J'ai aimé tous ces personnages. Enfin, pas dans le sens où je pourrais devenir amie avec tous ces gens-là car certains sont plus ou moins détestables, mais j'ai aimé les messages qu'ils faisaient passer et surtout leur quête d'identité propre.
Un style d'écriture
Je ne sais pas vraiment comment juger le style d'écriture. J'ai mis quelques pages à m'y faire, mais je l'ai finalement trouvé addictif. Il est unique. Je n'ai jamais rien lu de tel. J'ai aimé le franc-parler des personnages et leur façon de parler si naturelle. L'auteure n'en fait pas des tonnes. Les phrases ne font pas dix lignes, elles vont droit au but et c'est quelque chose que j'apprécie. J'ai aussi aimé le " franglais " qu'on retrouve à plusieurs reprises. C'est de plus en plus naturel de parler en mélangeant les deux langues et le fait qu'une auteure le laisse transparaître dans ses écrits me plaît beaucoup.
Ici et maintenant, il entreprend de créer une arche de noé dans sa propre mémoire. Il observe tous ses voisins en slow motion afin de déchiffrer leurs moindres gestes et leurs moindres regards. Il va les empêcher de tomber dans l'oubli en les invitant tous dans sa terre de mémoire. Cette terre il la baptise, Myosotis.
À l'ère du digital qui nous réduit à l'état de reflets dans des miroirs de plus en plus nombreux, la seule chose qui nous rappelle aux volumes physiques de l'humanité et à la réalité viscérale du présent, c'est le sang. Nous sommes réels parce que nous souffrons, et les autres nous sont réels parce qu'ils souffrent.
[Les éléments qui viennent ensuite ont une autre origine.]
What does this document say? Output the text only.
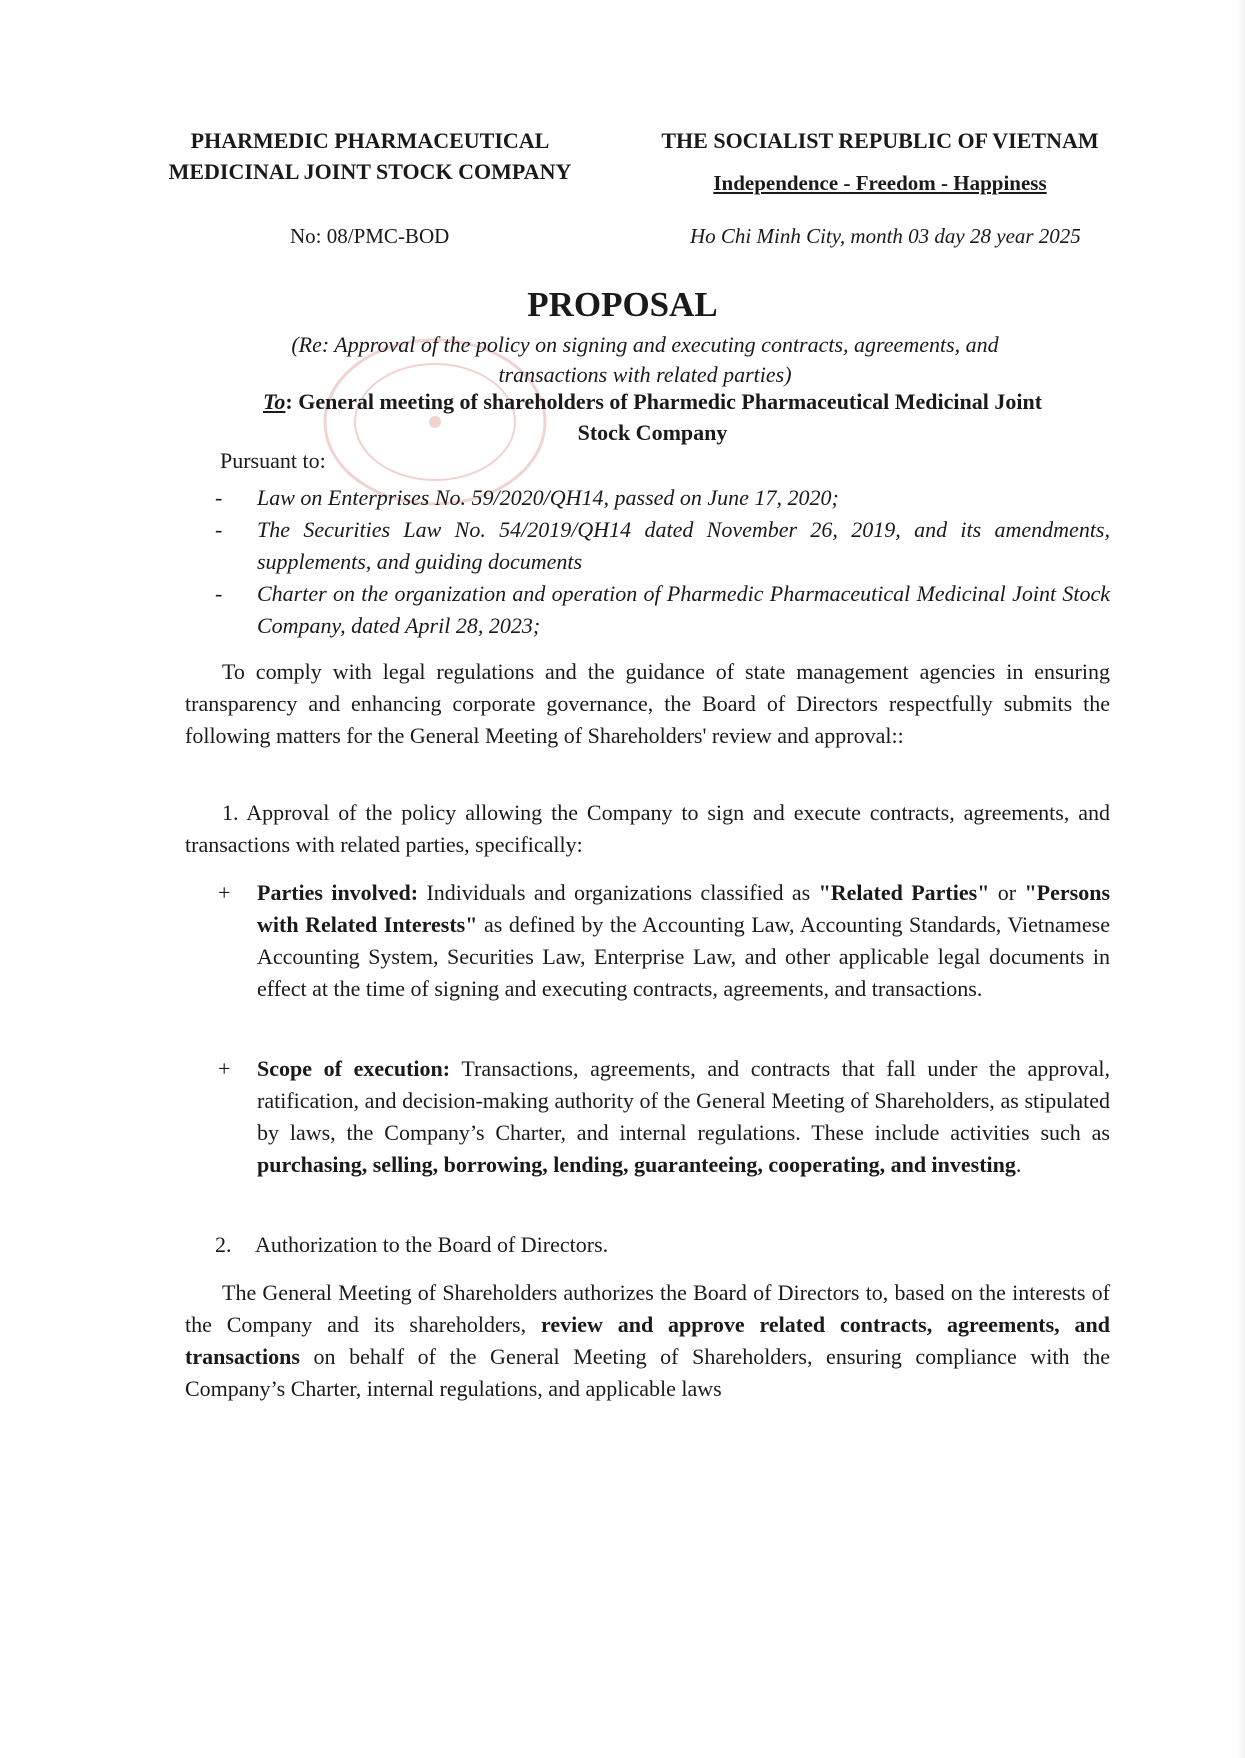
PHARMEDIC PHARMACEUTICAL
MEDICINAL JOINT STOCK COMPANY
THE SOCIALIST REPUBLIC OF VIETNAM
Independence - Freedom - Happiness
No: 08/PMC-BOD	Ho Chi Minh City, month 03 day 28 year 2025
PROPOSAL
(Re: Approval of the policy on signing and executing contracts, agreements, and
transactions with related parties)
To: General meeting of shareholders of Pharmedic Pharmaceutical Medicinal Joint
Stock Company
Pursuant to:
- Law on Enterprises No. 59/2020/QH14, passed on June 17, 2020;
- The Securities Law No. 54/2019/QH14 dated November 26, 2019, and its amendments, supplements, and guiding documents
- Charter on the organization and operation of Pharmedic Pharmaceutical Medicinal Joint Stock Company, dated April 28, 2023;
To comply with legal regulations and the guidance of state management agencies in ensuring transparency and enhancing corporate governance, the Board of Directors respectfully submits the following matters for the General Meeting of Shareholders' review and approval::
1. Approval of the policy allowing the Company to sign and execute contracts, agreements, and transactions with related parties, specifically:
+ Parties involved: Individuals and organizations classified as "Related Parties" or "Persons with Related Interests" as defined by the Accounting Law, Accounting Standards, Vietnamese Accounting System, Securities Law, Enterprise Law, and other applicable legal documents in effect at the time of signing and executing contracts, agreements, and transactions.
+ Scope of execution: Transactions, agreements, and contracts that fall under the approval, ratification, and decision-making authority of the General Meeting of Shareholders, as stipulated by laws, the Company’s Charter, and internal regulations. These include activities such as purchasing, selling, borrowing, lending, guaranteeing, cooperating, and investing.
2. Authorization to the Board of Directors.
The General Meeting of Shareholders authorizes the Board of Directors to, based on the interests of the Company and its shareholders, review and approve related contracts, agreements, and transactions on behalf of the General Meeting of Shareholders, ensuring compliance with the Company’s Charter, internal regulations, and applicable laws
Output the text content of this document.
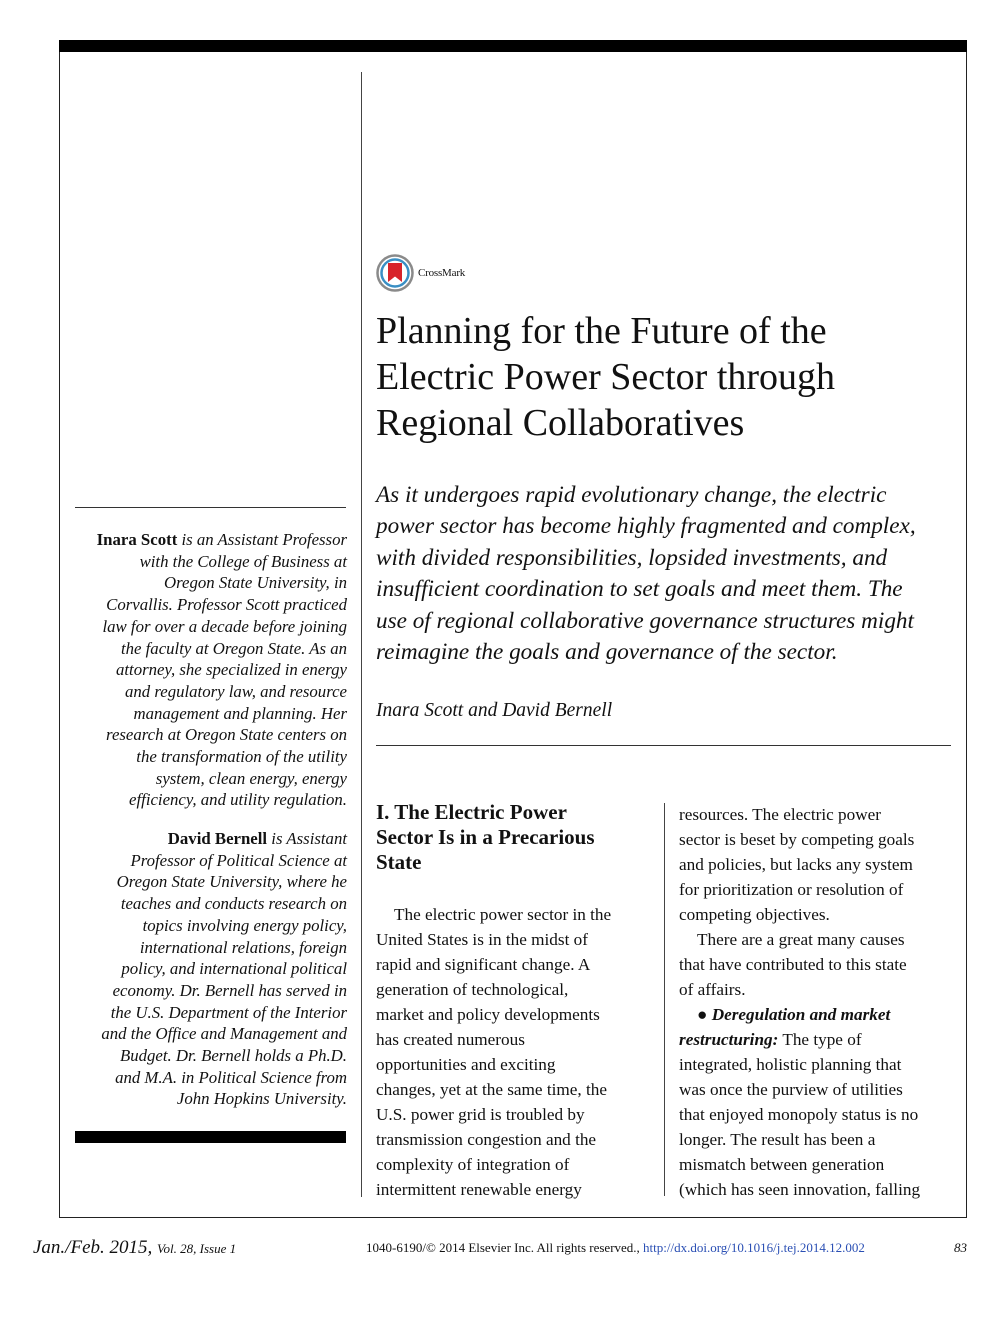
Inara Scott is an Assistant Professor
with the College of Business at
Oregon State University, in
Corvallis. Professor Scott practiced
law for over a decade before joining
the faculty at Oregon State. As an
attorney, she specialized in energy
and regulatory law, and resource
management and planning. Her
research at Oregon State centers on
the transformation of the utility
system, clean energy, energy
efficiency, and utility regulation.
David Bernell is Assistant
Professor of Political Science at
Oregon State University, where he
teaches and conducts research on
topics involving energy policy,
international relations, foreign
policy, and international political
economy. Dr. Bernell has served in
the U.S. Department of the Interior
and the Office and Management and
Budget. Dr. Bernell holds a Ph.D.
and M.A. in Political Science from
John Hopkins University.
CrossMark
Planning for the Future of the
Electric Power Sector through
Regional Collaboratives
As it undergoes rapid evolutionary change, the electric
power sector has become highly fragmented and complex,
with divided responsibilities, lopsided investments, and
insufficient coordination to set goals and meet them. The
use of regional collaborative governance structures might
reimagine the goals and governance of the sector.
Inara Scott and David Bernell
I. The Electric Power
Sector Is in a Precarious
State

The electric power sector in the
United States is in the midst of
rapid and significant change. A
generation of technological,
market and policy developments
has created numerous
opportunities and exciting
changes, yet at the same time, the
U.S. power grid is troubled by
transmission congestion and the
complexity of integration of
intermittent renewable energy

resources. The electric power
sector is beset by competing goals
and policies, but lacks any system
for prioritization or resolution of
competing objectives.

There are a great many causes
that have contributed to this state
of affairs.

● Deregulation and market
restructuring: The type of
integrated, holistic planning that
was once the purview of utilities
that enjoyed monopoly status is no
longer. The result has been a
mismatch between generation
(which has seen innovation, falling

Jan./Feb. 2015, Vol. 28, Issue 1	1040-6190/© 2014 Elsevier Inc. All rights reserved., http://dx.doi.org/10.1016/j.tej.2014.12.002	83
Le sans-oubli serait un homme à la poursuite de lui-même. [...] Ses témoignages seraient répertoriés, rangés, taggés, domptés, affligés de maladies paralyptiques et de nostalgis stériles. La mémoire totale amputerait le souffle créateur de toute une génération et la priverait certainement de son génie d'interprétation. L'histoire de l'homme resterait prisonnière de fictions aux formats imposés, et même, l'homme n'aurait plus d'autre ambition que de conformer son histoire à ces formats taillés pour l'hyper-individualisme de masse.